A team of researchers have explored the genomic and life history traits of three classes of viruses that have contributed to historical global pandemics and have identified natural chemical compounds that could potentially disrupt future pandemics.
The team from Scripps Institution of Oceanography and Skaggs School of Pharmacy and Pharmaceutical Sciences at the University of California San Diego have described the biology of three families of RNA viruses – Coronaviridae, Flaviviridae, and Filoviridae – and how they infect human cells. Within these three families are viruses that have led to COVID-19, dengue fever, West Nile encephalitis, Zika, Ebola, and Marburg disease outbreaks.
In the review, appearing in the Journal of Natural Products, marine chemists Mitchell Christy, Yoshinori Uekusa, and William Gerwick, and immunologist Lena Gerwick highlight how natural chemical compounds, such as those derived from marine environments, could halt the viruses’ spread in the future, and lead to possible treatment strategies.

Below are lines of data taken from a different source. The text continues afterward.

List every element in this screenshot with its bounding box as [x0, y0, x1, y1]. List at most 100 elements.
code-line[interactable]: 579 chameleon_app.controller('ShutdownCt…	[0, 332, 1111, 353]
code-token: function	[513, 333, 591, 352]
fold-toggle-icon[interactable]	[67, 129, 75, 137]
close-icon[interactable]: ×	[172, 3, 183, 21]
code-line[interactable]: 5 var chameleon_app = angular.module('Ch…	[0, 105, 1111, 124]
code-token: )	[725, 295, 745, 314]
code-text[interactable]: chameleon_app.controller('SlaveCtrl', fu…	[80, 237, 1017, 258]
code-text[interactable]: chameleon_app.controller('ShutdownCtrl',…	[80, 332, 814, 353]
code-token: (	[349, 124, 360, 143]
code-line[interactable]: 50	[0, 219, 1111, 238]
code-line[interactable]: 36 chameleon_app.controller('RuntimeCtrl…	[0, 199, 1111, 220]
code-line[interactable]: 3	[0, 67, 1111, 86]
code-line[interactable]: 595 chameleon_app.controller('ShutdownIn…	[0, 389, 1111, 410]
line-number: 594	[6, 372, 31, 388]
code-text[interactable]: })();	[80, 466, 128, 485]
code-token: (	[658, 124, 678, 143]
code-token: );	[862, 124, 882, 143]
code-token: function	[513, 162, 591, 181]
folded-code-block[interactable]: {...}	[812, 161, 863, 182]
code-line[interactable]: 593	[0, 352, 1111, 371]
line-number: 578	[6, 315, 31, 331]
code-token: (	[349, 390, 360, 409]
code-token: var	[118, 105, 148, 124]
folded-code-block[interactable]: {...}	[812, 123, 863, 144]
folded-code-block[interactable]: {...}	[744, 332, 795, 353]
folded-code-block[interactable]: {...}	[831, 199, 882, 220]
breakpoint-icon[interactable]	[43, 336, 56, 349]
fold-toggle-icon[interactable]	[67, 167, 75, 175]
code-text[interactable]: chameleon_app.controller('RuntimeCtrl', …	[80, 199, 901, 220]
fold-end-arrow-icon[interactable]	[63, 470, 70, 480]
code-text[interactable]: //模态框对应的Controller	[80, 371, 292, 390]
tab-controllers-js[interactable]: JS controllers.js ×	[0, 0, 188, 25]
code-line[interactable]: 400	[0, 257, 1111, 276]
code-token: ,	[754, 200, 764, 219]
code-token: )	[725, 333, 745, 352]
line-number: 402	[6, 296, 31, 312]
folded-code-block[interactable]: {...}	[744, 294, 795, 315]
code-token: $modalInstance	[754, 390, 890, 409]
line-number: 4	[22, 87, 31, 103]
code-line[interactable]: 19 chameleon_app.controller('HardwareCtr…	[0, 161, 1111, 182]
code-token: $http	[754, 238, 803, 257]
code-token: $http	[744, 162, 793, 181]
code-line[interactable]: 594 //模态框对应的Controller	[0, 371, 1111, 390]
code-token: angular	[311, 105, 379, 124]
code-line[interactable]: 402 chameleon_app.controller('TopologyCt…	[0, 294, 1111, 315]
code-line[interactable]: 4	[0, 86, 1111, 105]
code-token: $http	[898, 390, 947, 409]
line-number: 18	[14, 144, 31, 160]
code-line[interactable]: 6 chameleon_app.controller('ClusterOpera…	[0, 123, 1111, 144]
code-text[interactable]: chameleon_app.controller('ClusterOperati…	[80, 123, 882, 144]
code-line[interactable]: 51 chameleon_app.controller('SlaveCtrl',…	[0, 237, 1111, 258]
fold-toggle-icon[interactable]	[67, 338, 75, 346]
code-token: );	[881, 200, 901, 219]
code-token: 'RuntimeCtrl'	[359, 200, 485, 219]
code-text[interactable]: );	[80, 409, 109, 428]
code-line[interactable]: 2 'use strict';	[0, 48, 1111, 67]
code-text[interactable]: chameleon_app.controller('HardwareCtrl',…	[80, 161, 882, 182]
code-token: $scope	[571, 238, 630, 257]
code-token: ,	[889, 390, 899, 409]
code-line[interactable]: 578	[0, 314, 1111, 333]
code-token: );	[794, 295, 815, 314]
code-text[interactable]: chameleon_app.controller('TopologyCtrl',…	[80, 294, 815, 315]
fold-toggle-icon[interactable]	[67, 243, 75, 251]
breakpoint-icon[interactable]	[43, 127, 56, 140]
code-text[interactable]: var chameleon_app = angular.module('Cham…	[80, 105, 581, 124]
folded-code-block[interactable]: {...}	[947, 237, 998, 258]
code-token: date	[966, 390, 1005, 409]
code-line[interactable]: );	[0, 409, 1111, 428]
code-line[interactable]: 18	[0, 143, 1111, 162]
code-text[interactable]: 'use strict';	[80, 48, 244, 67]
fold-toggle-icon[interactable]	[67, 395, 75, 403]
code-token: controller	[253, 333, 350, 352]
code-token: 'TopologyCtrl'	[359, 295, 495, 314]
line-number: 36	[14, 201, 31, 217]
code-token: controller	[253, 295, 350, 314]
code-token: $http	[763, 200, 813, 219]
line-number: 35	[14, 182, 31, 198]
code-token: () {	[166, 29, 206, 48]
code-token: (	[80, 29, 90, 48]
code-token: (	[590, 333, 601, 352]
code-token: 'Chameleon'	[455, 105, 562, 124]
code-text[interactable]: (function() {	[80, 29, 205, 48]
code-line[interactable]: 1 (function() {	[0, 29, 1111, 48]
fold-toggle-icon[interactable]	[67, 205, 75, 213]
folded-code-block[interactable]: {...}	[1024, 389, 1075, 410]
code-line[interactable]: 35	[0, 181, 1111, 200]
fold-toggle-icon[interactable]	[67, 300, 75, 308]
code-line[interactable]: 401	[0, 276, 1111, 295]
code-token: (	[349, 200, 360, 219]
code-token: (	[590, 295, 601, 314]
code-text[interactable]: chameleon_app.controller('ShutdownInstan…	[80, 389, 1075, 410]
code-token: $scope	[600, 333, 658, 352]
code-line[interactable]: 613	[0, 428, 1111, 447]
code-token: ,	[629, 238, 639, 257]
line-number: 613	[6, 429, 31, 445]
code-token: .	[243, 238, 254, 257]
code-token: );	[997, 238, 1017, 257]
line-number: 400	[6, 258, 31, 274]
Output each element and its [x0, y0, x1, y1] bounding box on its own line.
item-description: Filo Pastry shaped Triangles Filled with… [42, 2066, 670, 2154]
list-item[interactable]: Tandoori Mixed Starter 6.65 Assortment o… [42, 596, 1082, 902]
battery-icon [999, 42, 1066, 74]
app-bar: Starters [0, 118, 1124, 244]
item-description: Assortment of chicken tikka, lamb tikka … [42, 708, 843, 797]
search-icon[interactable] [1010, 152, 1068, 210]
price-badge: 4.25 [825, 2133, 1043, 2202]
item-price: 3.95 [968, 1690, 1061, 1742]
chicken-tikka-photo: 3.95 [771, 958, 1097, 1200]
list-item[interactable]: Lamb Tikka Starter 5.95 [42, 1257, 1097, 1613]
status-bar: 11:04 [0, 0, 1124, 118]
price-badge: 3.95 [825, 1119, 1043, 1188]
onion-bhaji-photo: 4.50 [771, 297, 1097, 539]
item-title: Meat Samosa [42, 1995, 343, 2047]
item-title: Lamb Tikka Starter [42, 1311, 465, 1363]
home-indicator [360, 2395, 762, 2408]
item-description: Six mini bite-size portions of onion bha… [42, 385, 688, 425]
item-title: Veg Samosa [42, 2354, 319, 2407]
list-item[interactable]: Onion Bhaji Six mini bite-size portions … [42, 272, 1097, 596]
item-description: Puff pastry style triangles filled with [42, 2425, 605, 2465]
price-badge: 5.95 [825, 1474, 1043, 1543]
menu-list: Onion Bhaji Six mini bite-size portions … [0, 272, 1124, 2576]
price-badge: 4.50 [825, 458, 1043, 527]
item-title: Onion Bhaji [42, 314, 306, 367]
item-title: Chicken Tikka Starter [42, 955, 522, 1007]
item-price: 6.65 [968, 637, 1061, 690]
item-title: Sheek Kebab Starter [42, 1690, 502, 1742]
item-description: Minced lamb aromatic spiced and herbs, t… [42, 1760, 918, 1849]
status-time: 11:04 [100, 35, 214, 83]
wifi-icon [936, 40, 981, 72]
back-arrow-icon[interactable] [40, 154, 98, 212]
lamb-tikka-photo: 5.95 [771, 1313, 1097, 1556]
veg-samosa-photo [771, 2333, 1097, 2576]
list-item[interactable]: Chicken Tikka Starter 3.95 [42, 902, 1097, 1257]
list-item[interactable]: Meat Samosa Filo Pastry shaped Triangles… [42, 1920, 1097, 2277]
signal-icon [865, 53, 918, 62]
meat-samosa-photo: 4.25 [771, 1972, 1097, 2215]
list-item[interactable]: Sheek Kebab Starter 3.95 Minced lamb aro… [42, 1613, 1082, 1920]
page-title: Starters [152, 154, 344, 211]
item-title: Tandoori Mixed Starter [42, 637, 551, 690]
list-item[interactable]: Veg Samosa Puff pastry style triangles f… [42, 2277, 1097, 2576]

Compounds found in marine environments
The research team from Scripps Oceanography’s Center for Marine Biotechnology and Biomedicine (CMBB) collects and analyses chemical compounds found in marine environments for potential efficacy as antibiotics, anticancer therapies, and other products with medical benefit. For example, the drug Marizomib, which came from a genus of marine bacteria that CMBB researchers had originally collected in seafloor sediments in 1990, entered the final stages of clinical trials as a potential treatment for brain cancers in 2020.
First author, Christy, said: “We wanted to evaluate the viruses that are responsible for these deadly outbreaks and identify their weaknesses. We consider their similarities and reveal potential strategies to target their replication and spread. We find that natural products are a valuable source of inhibitors that can be used as a basis for new drug development campaigns targeting these viruses.”
The team identified compounds produced by marine and terrestrial organisms that have some demonstrated level of activity against the three virus families.
“It is simply common sense that we should put into place the infrastructure necessary to more rapidly develop treatments when future pandemics occur,” say the authors. “One such recommendation is to create and maintain international compound libraries with substances that possess antiviral, antibacterial, or antiparasitic activity.”
They note that international agreements would be needed and that effective antiviral drugs are still much in need of discovery and development.